You can set commands to run in the docker container using the keywords RUN and CMD. RUN will build a layer and make it part of the image. CMD is used when the container is executed. The command itself can be either a simple line such as "mvn install" or an array of command and parameters such as [ "mvn", "install" ]. The difference between the two is a simple string is executed using ‘sh -c’ whereas the array uses go exec to run the command. Whether this makes any real difference depends on your needs and use-case, but it’s useful to know about the alternative and understand it when you find it in dockerfiles others have created.

The difference between ADD and COPY keywords

COPY is a simple tool for copying files and folders without modification. ADD does extras such as unzipping and untarring archives, and has the ability to add external files by URL. If in doubt, use COPY.

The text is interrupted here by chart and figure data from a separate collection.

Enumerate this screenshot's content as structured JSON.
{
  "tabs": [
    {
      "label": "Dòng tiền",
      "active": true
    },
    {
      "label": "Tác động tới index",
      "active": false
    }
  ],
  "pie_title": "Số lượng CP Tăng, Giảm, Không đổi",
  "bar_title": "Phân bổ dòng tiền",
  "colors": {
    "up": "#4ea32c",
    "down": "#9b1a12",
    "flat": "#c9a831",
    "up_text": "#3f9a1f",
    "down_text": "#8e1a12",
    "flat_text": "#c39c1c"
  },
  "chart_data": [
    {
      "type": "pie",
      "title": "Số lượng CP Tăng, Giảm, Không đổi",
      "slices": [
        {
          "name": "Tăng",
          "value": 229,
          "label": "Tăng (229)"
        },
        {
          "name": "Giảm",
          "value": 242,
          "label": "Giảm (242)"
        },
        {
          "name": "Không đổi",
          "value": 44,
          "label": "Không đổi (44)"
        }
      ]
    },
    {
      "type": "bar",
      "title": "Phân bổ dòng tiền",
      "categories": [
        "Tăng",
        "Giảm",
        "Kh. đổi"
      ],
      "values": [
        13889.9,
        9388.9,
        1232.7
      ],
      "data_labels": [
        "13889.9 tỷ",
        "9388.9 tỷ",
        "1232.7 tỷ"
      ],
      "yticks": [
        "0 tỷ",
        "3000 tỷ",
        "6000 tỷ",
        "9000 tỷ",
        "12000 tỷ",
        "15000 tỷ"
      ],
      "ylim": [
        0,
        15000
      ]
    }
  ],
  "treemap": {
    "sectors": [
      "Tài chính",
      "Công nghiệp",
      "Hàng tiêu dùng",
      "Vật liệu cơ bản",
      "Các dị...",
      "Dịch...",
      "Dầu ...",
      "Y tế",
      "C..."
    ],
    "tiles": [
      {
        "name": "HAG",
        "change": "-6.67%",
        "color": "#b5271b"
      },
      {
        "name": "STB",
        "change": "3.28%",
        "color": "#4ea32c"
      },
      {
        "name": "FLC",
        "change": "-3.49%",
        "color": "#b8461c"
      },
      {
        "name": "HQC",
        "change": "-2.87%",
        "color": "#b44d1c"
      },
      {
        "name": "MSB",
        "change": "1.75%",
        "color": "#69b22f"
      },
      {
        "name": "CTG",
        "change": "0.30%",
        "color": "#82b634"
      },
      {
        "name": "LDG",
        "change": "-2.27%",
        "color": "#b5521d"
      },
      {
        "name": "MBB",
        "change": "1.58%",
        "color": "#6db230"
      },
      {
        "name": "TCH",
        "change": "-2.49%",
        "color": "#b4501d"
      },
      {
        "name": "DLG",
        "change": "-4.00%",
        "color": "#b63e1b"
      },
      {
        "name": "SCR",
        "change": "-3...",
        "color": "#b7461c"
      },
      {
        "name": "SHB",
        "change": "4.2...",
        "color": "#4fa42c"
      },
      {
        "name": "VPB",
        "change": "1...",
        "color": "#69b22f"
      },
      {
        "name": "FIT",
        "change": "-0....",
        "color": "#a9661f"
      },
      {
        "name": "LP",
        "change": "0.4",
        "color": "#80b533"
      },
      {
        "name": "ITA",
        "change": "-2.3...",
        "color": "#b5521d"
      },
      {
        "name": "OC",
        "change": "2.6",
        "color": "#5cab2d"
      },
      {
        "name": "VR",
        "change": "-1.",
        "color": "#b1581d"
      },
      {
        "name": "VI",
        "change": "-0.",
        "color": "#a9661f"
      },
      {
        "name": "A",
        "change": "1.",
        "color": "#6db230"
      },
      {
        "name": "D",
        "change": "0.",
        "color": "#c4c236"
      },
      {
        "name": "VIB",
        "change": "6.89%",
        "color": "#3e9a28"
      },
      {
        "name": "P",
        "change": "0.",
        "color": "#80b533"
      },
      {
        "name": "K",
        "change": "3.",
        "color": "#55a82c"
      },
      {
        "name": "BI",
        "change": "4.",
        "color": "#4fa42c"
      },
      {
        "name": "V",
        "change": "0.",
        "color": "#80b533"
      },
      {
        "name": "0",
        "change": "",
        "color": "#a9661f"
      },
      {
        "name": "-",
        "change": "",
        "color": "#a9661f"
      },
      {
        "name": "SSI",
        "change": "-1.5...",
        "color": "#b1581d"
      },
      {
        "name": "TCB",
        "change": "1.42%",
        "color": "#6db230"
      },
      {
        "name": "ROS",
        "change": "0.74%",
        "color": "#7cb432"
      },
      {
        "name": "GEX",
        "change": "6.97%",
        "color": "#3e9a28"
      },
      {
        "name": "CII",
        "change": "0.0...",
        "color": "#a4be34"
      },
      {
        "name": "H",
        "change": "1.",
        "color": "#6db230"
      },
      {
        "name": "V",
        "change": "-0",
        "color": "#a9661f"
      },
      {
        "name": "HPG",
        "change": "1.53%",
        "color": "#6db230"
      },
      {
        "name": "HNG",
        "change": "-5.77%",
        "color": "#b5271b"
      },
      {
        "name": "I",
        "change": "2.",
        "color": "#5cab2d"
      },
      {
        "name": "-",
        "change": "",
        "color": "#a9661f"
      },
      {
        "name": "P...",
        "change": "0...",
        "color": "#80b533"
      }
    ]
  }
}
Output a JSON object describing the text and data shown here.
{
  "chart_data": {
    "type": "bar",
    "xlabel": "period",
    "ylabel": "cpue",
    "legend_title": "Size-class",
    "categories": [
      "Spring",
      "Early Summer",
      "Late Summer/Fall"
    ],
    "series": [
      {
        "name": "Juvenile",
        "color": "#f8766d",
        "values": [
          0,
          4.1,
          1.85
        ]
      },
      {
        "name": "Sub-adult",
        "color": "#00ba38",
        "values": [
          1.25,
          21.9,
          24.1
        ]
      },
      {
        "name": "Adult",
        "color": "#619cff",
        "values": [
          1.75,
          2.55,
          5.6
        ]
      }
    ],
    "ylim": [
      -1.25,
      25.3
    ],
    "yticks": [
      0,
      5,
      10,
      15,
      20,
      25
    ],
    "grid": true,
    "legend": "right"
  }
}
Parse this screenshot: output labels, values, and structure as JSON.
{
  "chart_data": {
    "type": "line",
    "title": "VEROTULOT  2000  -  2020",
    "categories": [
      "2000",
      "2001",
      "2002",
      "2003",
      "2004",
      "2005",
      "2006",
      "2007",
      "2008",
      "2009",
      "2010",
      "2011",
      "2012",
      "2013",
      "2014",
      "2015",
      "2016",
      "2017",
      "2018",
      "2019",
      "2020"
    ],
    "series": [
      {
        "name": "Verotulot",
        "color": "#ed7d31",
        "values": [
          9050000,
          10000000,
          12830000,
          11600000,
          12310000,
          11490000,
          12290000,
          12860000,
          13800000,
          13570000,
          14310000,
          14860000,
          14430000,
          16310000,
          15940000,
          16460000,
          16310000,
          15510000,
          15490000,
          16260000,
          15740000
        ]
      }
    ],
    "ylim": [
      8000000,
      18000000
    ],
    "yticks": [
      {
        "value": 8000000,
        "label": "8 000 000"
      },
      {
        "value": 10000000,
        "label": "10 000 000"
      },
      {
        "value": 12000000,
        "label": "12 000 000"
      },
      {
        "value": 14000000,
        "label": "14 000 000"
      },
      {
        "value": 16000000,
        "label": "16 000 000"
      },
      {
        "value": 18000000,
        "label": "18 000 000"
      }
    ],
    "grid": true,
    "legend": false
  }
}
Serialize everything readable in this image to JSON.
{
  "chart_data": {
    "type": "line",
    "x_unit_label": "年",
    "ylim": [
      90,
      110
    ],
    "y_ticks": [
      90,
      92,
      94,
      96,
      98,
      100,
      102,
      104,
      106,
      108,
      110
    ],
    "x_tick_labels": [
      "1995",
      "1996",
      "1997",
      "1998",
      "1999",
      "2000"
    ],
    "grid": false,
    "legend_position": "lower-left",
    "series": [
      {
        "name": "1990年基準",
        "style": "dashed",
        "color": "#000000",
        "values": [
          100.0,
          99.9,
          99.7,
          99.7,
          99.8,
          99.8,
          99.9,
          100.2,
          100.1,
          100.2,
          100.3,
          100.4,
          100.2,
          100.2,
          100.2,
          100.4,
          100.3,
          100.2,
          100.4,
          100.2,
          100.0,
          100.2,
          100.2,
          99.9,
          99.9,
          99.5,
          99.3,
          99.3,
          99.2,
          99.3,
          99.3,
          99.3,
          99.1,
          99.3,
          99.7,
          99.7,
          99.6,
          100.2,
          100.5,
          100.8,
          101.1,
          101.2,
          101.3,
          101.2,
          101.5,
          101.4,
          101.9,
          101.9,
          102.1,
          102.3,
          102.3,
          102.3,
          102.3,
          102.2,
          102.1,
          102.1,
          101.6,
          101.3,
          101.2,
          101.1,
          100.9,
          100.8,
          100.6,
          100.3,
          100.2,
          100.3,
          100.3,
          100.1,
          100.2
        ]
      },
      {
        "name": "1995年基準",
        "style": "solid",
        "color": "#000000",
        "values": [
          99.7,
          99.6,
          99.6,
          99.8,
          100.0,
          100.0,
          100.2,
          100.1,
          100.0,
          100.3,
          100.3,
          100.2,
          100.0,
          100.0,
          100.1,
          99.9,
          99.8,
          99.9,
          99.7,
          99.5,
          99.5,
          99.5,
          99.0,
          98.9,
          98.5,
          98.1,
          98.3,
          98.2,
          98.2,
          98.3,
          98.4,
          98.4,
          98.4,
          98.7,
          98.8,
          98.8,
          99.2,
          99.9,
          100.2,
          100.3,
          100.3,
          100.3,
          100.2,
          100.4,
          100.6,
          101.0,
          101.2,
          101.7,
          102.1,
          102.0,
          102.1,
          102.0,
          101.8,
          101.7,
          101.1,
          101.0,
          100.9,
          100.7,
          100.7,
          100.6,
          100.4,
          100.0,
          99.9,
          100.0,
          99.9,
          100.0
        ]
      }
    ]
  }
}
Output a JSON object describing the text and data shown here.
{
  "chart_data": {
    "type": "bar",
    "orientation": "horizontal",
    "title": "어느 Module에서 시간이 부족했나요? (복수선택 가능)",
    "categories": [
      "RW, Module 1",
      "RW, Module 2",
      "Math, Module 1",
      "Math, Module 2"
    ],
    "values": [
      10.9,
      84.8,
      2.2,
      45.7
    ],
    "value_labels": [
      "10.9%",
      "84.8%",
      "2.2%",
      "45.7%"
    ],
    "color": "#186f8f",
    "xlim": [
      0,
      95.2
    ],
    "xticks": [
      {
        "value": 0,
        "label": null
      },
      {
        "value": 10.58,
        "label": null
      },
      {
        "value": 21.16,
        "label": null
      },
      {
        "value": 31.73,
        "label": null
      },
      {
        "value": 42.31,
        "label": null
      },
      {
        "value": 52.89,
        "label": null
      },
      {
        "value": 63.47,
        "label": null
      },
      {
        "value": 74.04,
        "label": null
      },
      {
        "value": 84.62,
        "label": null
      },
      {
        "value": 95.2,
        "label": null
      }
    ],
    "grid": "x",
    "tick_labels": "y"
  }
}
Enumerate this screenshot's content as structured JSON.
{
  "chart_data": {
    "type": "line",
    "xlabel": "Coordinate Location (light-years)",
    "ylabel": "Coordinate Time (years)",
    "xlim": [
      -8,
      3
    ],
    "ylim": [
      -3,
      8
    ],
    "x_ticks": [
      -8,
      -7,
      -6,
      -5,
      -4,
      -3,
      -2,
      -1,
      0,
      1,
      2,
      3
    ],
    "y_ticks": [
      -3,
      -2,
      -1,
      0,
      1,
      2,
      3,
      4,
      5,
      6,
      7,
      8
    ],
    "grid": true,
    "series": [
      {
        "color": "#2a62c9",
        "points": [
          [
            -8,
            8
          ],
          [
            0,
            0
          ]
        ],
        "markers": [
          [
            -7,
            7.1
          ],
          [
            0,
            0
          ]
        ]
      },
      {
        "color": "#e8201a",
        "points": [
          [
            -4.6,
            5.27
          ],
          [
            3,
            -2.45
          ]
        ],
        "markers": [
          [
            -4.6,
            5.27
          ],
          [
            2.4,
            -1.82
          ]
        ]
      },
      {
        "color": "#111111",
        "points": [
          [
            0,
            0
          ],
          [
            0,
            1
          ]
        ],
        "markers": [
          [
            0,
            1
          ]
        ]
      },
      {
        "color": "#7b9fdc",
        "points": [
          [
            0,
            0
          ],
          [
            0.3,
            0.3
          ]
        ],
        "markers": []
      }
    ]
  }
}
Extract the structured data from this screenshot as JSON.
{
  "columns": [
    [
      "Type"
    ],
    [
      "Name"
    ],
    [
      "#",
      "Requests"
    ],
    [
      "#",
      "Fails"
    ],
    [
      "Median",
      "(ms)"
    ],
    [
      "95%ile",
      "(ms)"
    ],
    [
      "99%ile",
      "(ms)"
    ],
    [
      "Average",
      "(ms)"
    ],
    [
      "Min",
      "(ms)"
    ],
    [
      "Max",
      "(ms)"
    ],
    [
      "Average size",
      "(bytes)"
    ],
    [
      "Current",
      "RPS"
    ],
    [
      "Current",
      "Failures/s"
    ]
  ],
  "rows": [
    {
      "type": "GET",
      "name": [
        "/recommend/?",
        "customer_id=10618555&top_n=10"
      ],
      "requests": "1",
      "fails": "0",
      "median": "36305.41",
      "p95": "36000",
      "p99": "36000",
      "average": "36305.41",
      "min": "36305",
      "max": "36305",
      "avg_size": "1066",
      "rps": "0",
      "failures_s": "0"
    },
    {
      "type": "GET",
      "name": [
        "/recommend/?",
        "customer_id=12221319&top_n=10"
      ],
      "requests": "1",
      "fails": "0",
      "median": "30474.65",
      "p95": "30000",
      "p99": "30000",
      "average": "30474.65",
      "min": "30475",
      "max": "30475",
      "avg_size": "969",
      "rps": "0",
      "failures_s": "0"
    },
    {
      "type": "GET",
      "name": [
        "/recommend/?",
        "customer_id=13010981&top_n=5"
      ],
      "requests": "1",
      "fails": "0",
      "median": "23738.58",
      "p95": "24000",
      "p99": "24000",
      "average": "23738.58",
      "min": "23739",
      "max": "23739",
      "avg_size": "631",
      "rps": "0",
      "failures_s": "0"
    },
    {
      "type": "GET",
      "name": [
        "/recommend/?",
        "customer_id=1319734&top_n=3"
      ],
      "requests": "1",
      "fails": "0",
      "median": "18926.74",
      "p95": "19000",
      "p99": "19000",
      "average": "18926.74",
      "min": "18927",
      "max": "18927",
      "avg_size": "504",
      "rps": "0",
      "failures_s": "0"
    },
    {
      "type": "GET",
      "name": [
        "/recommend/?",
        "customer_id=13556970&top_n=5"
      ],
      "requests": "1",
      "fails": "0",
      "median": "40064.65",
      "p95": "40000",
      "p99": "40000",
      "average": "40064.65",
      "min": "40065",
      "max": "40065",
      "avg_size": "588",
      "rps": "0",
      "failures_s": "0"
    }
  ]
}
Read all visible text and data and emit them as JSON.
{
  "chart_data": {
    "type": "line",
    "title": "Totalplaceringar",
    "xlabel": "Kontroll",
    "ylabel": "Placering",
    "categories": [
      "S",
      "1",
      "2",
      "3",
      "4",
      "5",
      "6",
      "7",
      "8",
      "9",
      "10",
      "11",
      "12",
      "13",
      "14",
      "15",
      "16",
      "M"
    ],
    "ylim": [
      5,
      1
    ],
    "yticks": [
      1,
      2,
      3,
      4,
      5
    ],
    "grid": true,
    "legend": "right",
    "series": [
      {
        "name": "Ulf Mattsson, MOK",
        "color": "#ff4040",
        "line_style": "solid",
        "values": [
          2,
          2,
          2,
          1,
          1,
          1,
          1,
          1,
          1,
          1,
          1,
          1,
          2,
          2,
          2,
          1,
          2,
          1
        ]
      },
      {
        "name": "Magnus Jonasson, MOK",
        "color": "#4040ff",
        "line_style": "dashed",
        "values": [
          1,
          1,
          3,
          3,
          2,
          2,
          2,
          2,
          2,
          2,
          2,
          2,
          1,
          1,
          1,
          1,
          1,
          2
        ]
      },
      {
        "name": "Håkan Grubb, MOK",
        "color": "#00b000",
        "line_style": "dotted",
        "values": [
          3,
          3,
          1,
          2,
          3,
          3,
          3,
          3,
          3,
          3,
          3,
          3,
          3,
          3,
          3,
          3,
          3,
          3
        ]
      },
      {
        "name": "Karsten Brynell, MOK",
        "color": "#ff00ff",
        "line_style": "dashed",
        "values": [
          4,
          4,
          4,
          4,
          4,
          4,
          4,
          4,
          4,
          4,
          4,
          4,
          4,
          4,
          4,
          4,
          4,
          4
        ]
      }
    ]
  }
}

Working directory and environment variables

WORKDIR is somewhat akin to shell cd command, and ENV sets environment variables (again, similar to shell variables).

The container runtime command

Conceptually, the ENTRYPOINT is the runtime for the container, and CMD is the command you wish to invoke. If that sounds a little cryptic, consider that the default ENTRYPOINT is ‘sh -c’ so the CMD is a command that you might type into a console such as:

curl -I http://server:port/path/to/page.html 

Redefining the ENTRYPOINT to something else allows great flexibility. What if you set it to ‘curl -I’? All you would need to do is define CMD to be the URL to use, or run the container as

docker run curly http://server:port/path/to/page.html

Our CMD becomes the parameter, and all ‘curly’ can do is show http headers using curl. This isn’t the most useful example, but I think it helps illustrate this point.

Use ADD as late as you can

Another way to word this: do the most static things first. Take advantage of caching as much as possible. Also be careful with ‘.’ and other wildcards - they may add files that change frequently and this will also add significant time to your build, especially if you need to do a post-ADD action such as ‘bundle install’.